= Télé Lyon Métropole =

Private local TV channel

Télé Lyon Métropole was a private local TV channel in the greater Lyon area.

== History ==

Télé Lyon Métropole (TLM) was launched on 25 November 1988 by Roger Caille, director of Jet Services, in the Tour du Crédit Lyonnais. Programming took place at 21 Boulevard Yves Farge in Lyon on 20 February 1989. TLM is the oldest local TV channel in France.

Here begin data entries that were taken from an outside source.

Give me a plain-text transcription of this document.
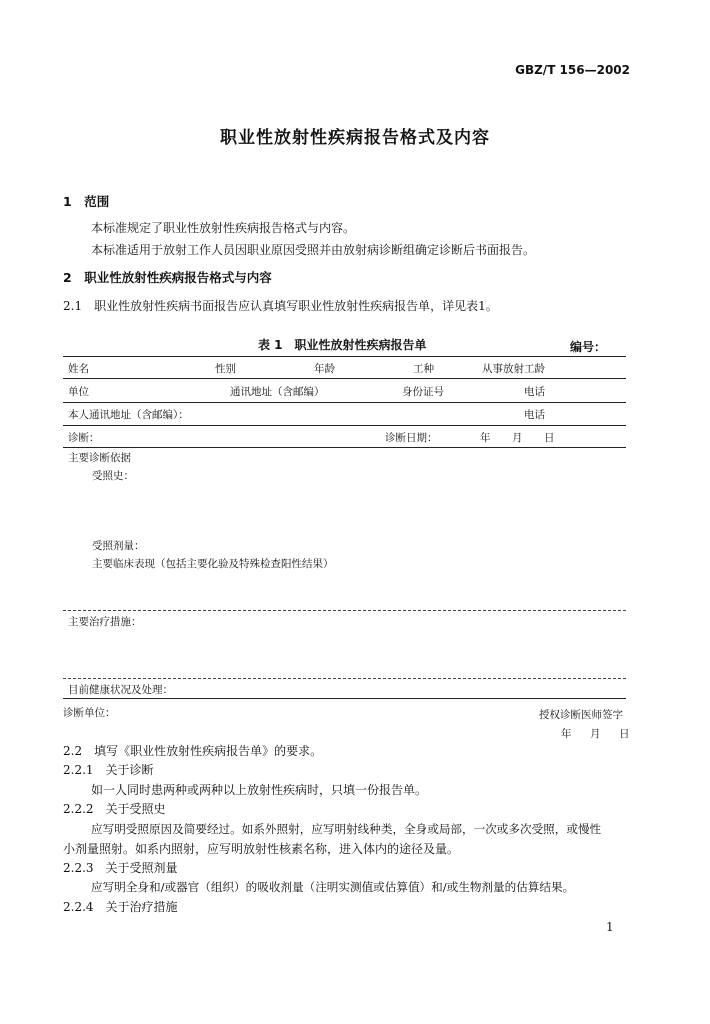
GBZ/T 156—2002
职业性放射性疾病报告格式及内容
1　范围
本标准规定了职业性放射性疾病报告格式与内容。
本标准适用于放射工作人员因职业原因受照并由放射病诊断组确定诊断后书面报告。
2　职业性放射性疾病报告格式与内容
2.1　职业性放射性疾病书面报告应认真填写职业性放射性疾病报告单，详见表1。
表 1　职业性放射性疾病报告单	编号：
姓名	性别	年龄	工种	从事放射工龄
单位	通讯地址（含邮编）	身份证号	电话
本人通讯地址（含邮编）：	电话
诊断：	诊断日期：	年 月 日
主要诊断依据
受照史：
受照剂量：
主要临床表现（包括主要化验及特殊检查阳性结果）
主要治疗措施：
目前健康状况及处理：
诊断单位：	授权诊断医师签字
年 月 日
2.2　填写《职业性放射性疾病报告单》的要求。
2.2.1　关于诊断
如一人同时患两种或两种以上放射性疾病时，只填一份报告单。
2.2.2　关于受照史
应写明受照原因及简要经过。如系外照射，应写明射线种类，全身或局部，一次或多次受照，或慢性
小剂量照射。如系内照射，应写明放射性核素名称，进入体内的途径及量。
2.2.3　关于受照剂量
应写明全身和/或器官（组织）的吸收剂量（注明实测值或估算值）和/或生物剂量的估算结果。
2.2.4　关于治疗措施
1
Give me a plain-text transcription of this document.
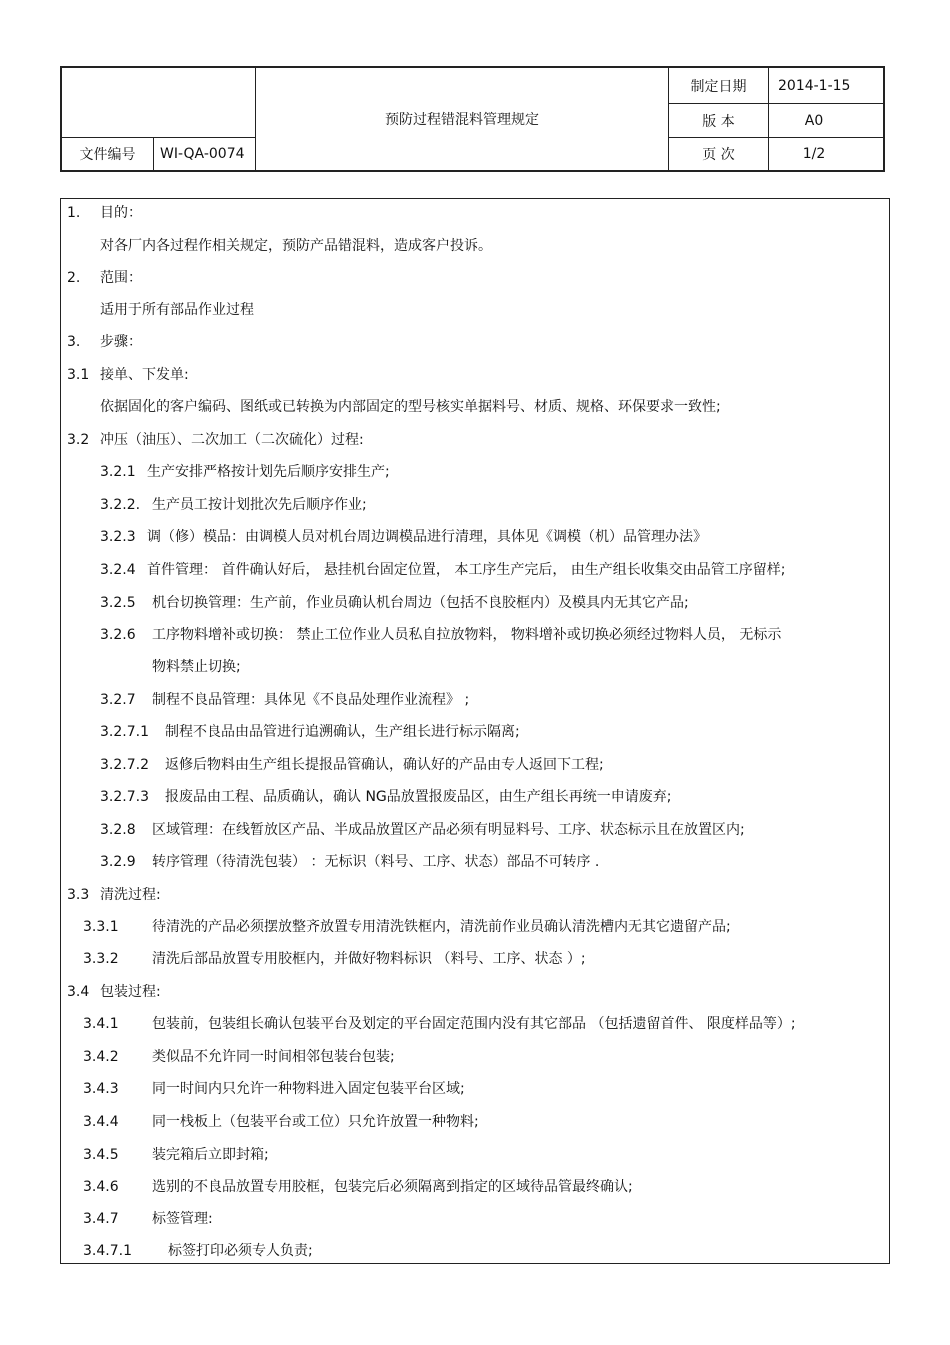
预防过程错混料管理规定
文件编号	WI-QA-0074
制定日期	2014-1-15
版 本	A0
页 次	1/2
1. 目的：
对各厂内各过程作相关规定，预防产品错混料，造成客户投诉。
2. 范围：
适用于所有部品作业过程
3. 步骤：
3.1 接单、下发单:
依据固化的客户编码、图纸或已转换为内部固定的型号核实单据料号、材质、规格、环保要求一致性;
3.2 冲压（油压）、二次加工（二次硫化）过程:
3.2.1 生产安排严格按计划先后顺序安排生产;
3.2.2. 生产员工按计划批次先后顺序作业;
3.2.3 调（修）模品：由调模人员对机台周边调模品进行清理，具体见《调模（机）品管理办法》
3.2.4 首件管理： 首件确认好后， 悬挂机台固定位置， 本工序生产完后， 由生产组长收集交由品管工序留样;
3.2.5 机台切换管理：生产前，作业员确认机台周边（包括不良胶框内）及模具内无其它产品;
3.2.6 工序物料增补或切换： 禁止工位作业人员私自拉放物料， 物料增补或切换必须经过物料人员， 无标示
物料禁止切换;
3.2.7 制程不良品管理：具体见《不良品处理作业流程》 ;
3.2.7.1 制程不良品由品管进行追溯确认，生产组长进行标示隔离;
3.2.7.2 返修后物料由生产组长提报品管确认，确认好的产品由专人返回下工程;
3.2.7.3 报废品由工程、品质确认，确认 NG品放置报废品区，由生产组长再统一申请废弃;
3.2.8 区域管理：在线暂放区产品、半成品放置区产品必须有明显料号、工序、状态标示且在放置区内;
3.2.9 转序管理（待清洗包装） ：无标识（料号、工序、状态）部品不可转序 .
3.3 清洗过程:
3.3.1 待清洗的产品必须摆放整齐放置专用清洗铁框内，清洗前作业员确认清洗槽内无其它遗留产品;
3.3.2 清洗后部品放置专用胶框内，并做好物料标识 （料号、工序、状态 ）;
3.4 包装过程:
3.4.1 包装前，包装组长确认包装平台及划定的平台固定范围内没有其它部品 （包括遗留首件、 限度样品等）;
3.4.2 类似品不允许同一时间相邻包装台包装;
3.4.3 同一时间内只允许一种物料进入固定包装平台区域;
3.4.4 同一栈板上（包装平台或工位）只允许放置一种物料;
3.4.5 装完箱后立即封箱;
3.4.6 选别的不良品放置专用胶框，包装完后必须隔离到指定的区域待品管最终确认;
3.4.7 标签管理:
3.4.7.1	标签打印必须专人负责;
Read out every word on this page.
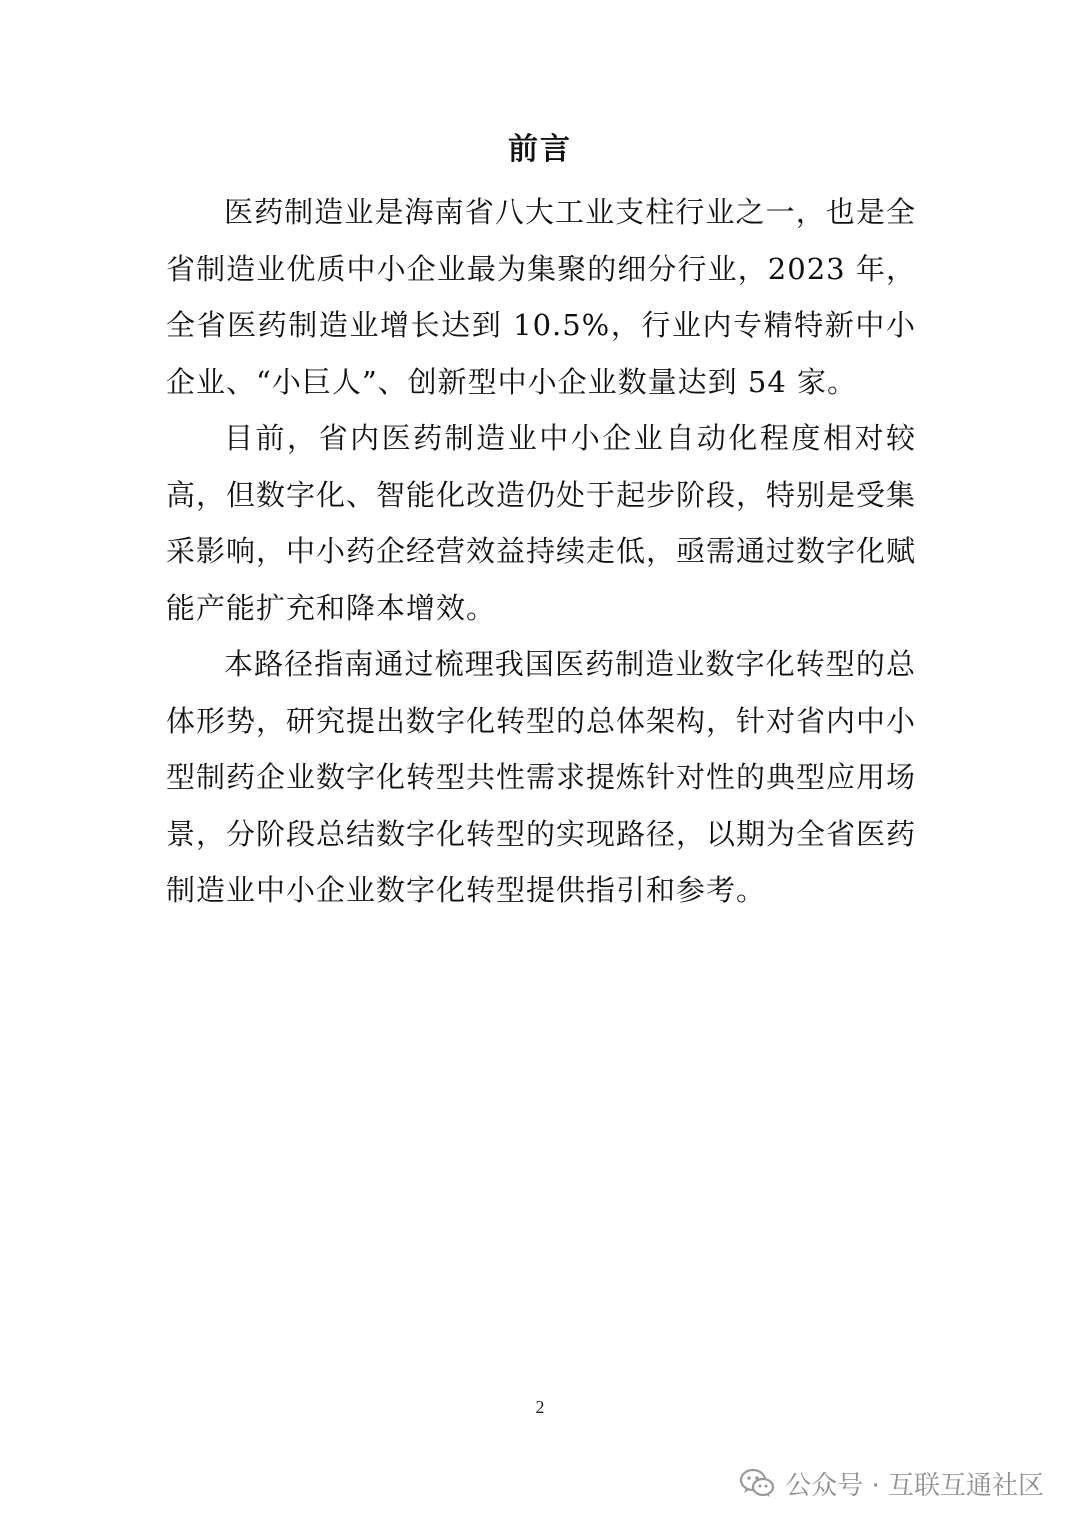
前言

医药制造业是海南省八大工业支柱行业之一，也是全省制造业优质中小企业最为集聚的细分行业，2023 年，全省医药制造业增长达到 10.5%，行业内专精特新中小企业、“小巨人”、创新型中小企业数量达到 54 家。

目前，省内医药制造业中小企业自动化程度相对较高，但数字化、智能化改造仍处于起步阶段，特别是受集采影响，中小药企经营效益持续走低，亟需通过数字化赋能产能扩充和降本增效。

本路径指南通过梳理我国医药制造业数字化转型的总体形势，研究提出数字化转型的总体架构，针对省内中小型制药企业数字化转型共性需求提炼针对性的典型应用场景，分阶段总结数字化转型的实现路径，以期为全省医药制造业中小企业数字化转型提供指引和参考。

2
公众号 · 互联互通社区
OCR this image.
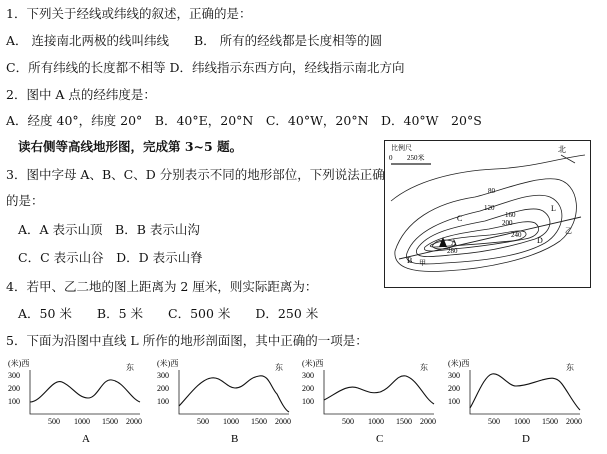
1．下列关于经线或纬线的叙述，正确的是：
A． 连接南北两极的线叫纬线　　B． 所有的经线都是长度相等的圆
C．所有纬线的长度都不相等 D．纬线指示东西方向，经线指示南北方向
2．图中 A 点的经纬度是：
A．经度 40°，纬度 20°　B．40°E，20°N　C．40°W，20°N　D．40°W　20°S
读右侧等高线地形图，完成第 3~5 题。
3．图中字母 A、B、C、D 分别表示不同的地形部位，下列说法正确
的是：
A．A 表示山顶　B．B 表示山沟
C．C 表示山谷　D．D 表示山脊
4．若甲、乙二地的图上距离为 2 厘米，则实际距离为：
A．50 米　　B．5 米　　C．500 米　　D．250 米
5．下面为沿图中直线 L 所作的地形剖面图，其中正确的一项是：
比例尺
0 250米
北
80
120
160
200
240
280
A
B
C
D
L
甲
乙
(米)西	东
300
200
100
500 1000 1500 2000
A
(米)西	东
300
200
100
500 1000 1500 2000
B
(米)西	东
300
200
100
500 1000 1500 2000
C
(米)西	东
300
200
100
500 1000 1500 2000
D
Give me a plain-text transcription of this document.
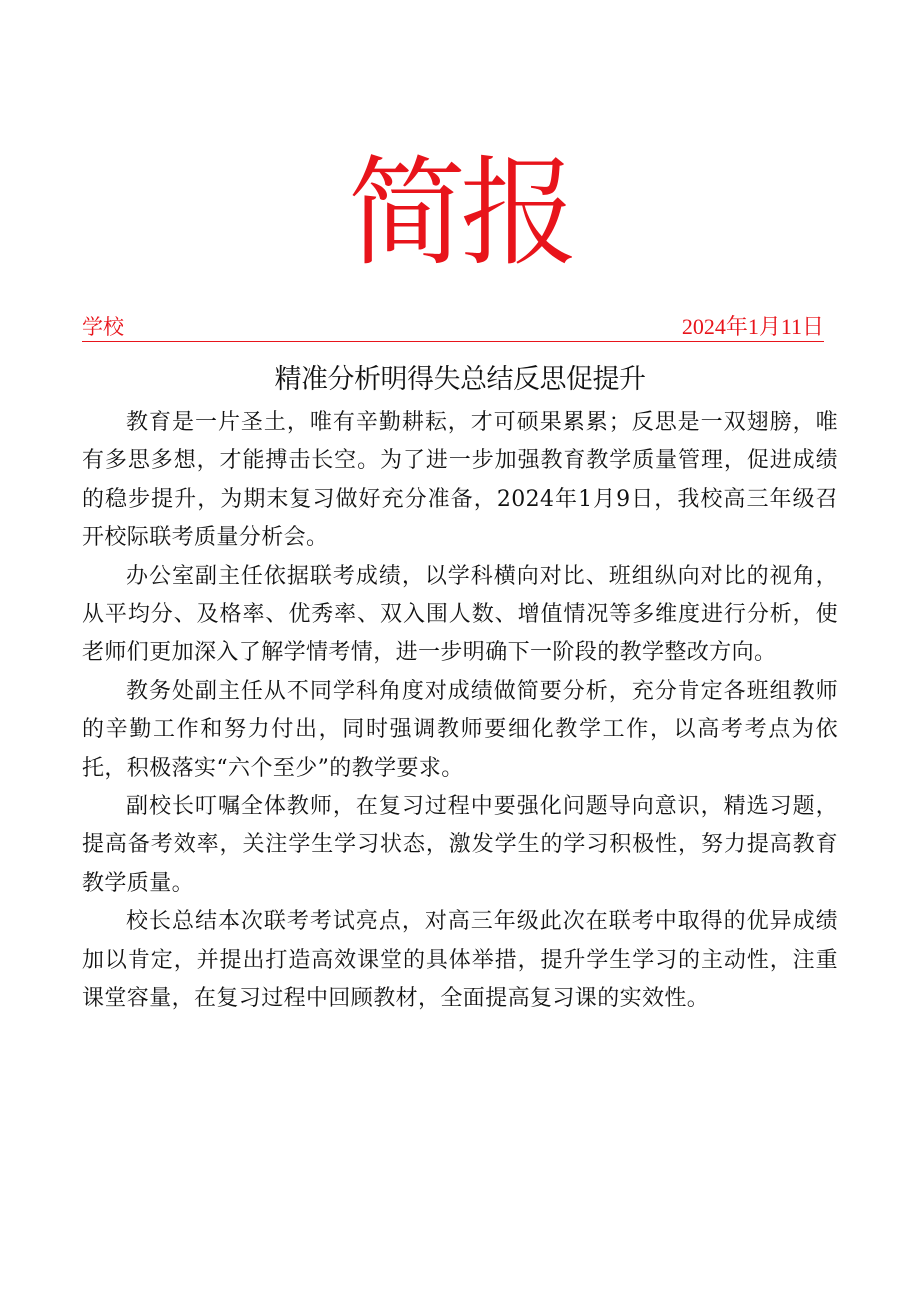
简报
学校	2024年1月11日
精准分析明得失总结反思促提升

教育是一片圣土，唯有辛勤耕耘，才可硕果累累；反思是一双翅膀，唯有多思多想，才能搏击长空。为了进一步加强教育教学质量管理，促进成绩的稳步提升，为期末复习做好充分准备，2024年1月9日，我校高三年级召开校际联考质量分析会。

办公室副主任依据联考成绩，以学科横向对比、班组纵向对比的视角，从平均分、及格率、优秀率、双入围人数、增值情况等多维度进行分析，使老师们更加深入了解学情考情，进一步明确下一阶段的教学整改方向。

教务处副主任从不同学科角度对成绩做简要分析，充分肯定各班组教师的辛勤工作和努力付出，同时强调教师要细化教学工作，以高考考点为依托，积极落实“六个至少”的教学要求。

副校长叮嘱全体教师，在复习过程中要强化问题导向意识，精选习题，提高备考效率，关注学生学习状态，激发学生的学习积极性，努力提高教育教学质量。

校长总结本次联考考试亮点，对高三年级此次在联考中取得的优异成绩加以肯定，并提出打造高效课堂的具体举措，提升学生学习的主动性，注重课堂容量，在复习过程中回顾教材，全面提高复习课的实效性。
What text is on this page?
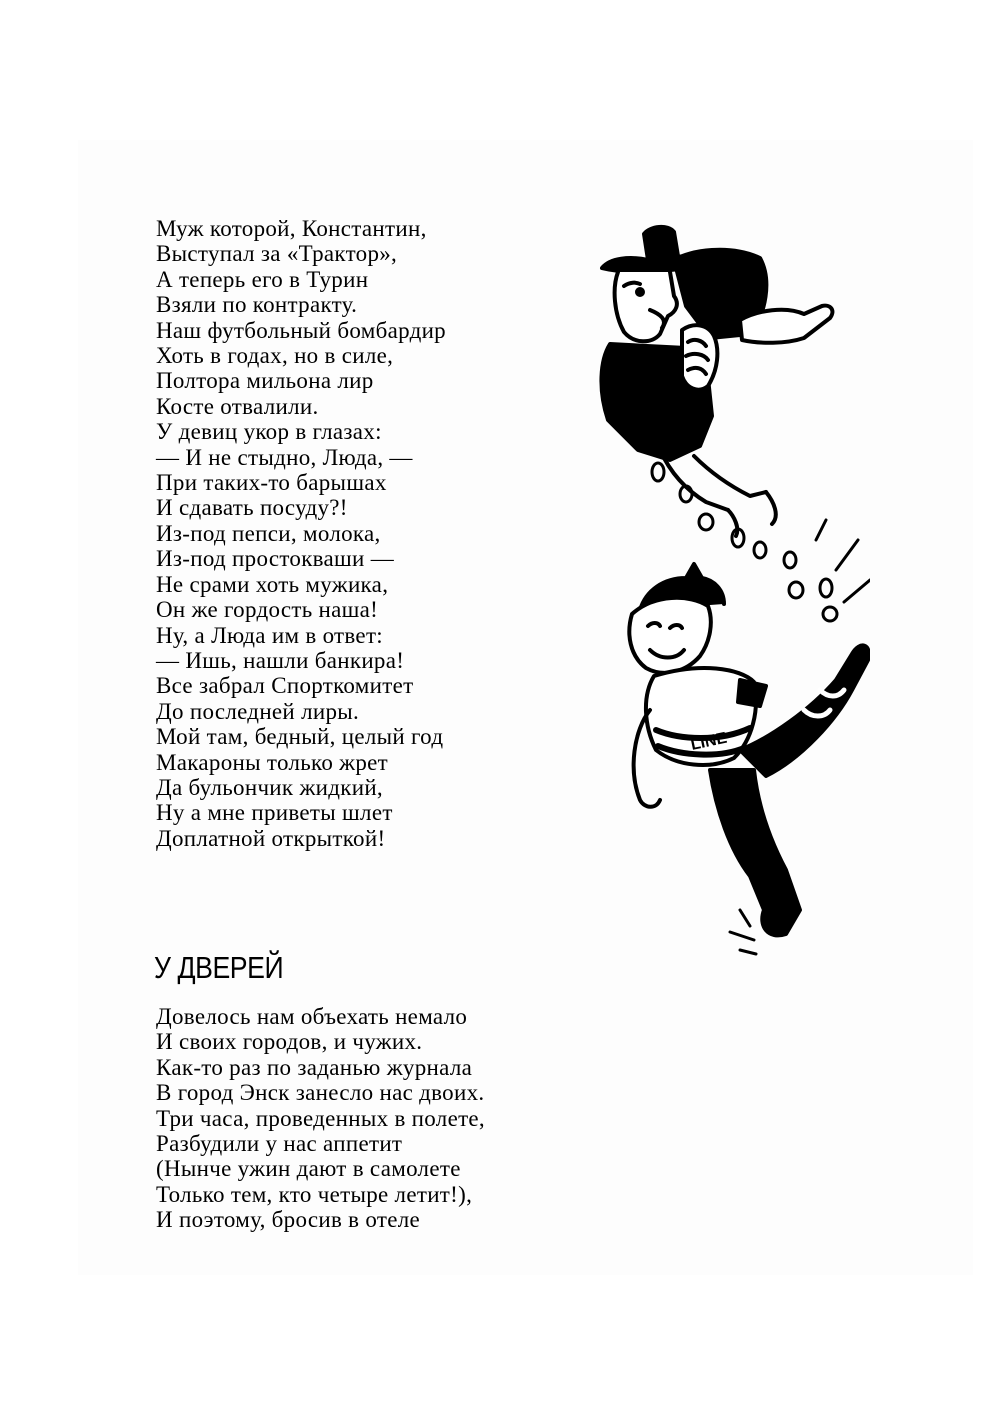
Муж которой, Константин,
Выступал за «Трактор»,
А теперь его в Турин
Взяли по контракту.
Наш футбольный бомбардир
Хоть в годах, но в силе,
Полтора мильона лир
Косте отвалили.
У девиц укор в глазах:
— И не стыдно, Люда, —
При таких-то барышах
И сдавать посуду?!
Из-под пепси, молока,
Из-под простокваши —
Не срами хоть мужика,
Он же гордость наша!
Ну, а Люда им в ответ:
— Ишь, нашли банкира!
Все забрал Спорткомитет
До последней лиры.
Мой там, бедный, целый год
Макароны только жрет
Да бульончик жидкий,
Ну а мне приветы шлет
Доплатной открыткой!
LINE
У ДВЕРЕЙ
Довелось нам объехать немало
И своих городов, и чужих.
Как-то раз по заданью журнала
В город Энск занесло нас двоих.
Три часа, проведенных в полете,
Разбудили у нас аппетит
(Нынче ужин дают в самолете
Только тем, кто четыре летит!),
И поэтому, бросив в отеле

On 10 October 2018, Altice acquired the channel, announcing its integration into the BFM network. On 1 July 2019, it was announced that the channel would shut down and be replaced by BFM Lyon, part of the BFM Locales network. Of its successor's fifteen reporters, a part of them were inherited from TLM.

== Organisation ==

Directors: Jean-Marc Dubois became the boss of TLM, Jean-Pierre Vacher succeeded him in 2004 and he will remain the general director of the channel until 2019.

1988–1993:
- Roger Caille, Director of Jet Services (Creator of the Channel, 1988–1989)

1994–2001:
- Louis-Bertrand Raffour.
- Etienne Mallet.

2001–present:
- Christian Coustal, SocPresse: 2001–2006
- Gérard Colin, General Director of Le Progrès: 2006–2007.
- Pierre Fanneau, General Director of Le Progrès: 2007–present.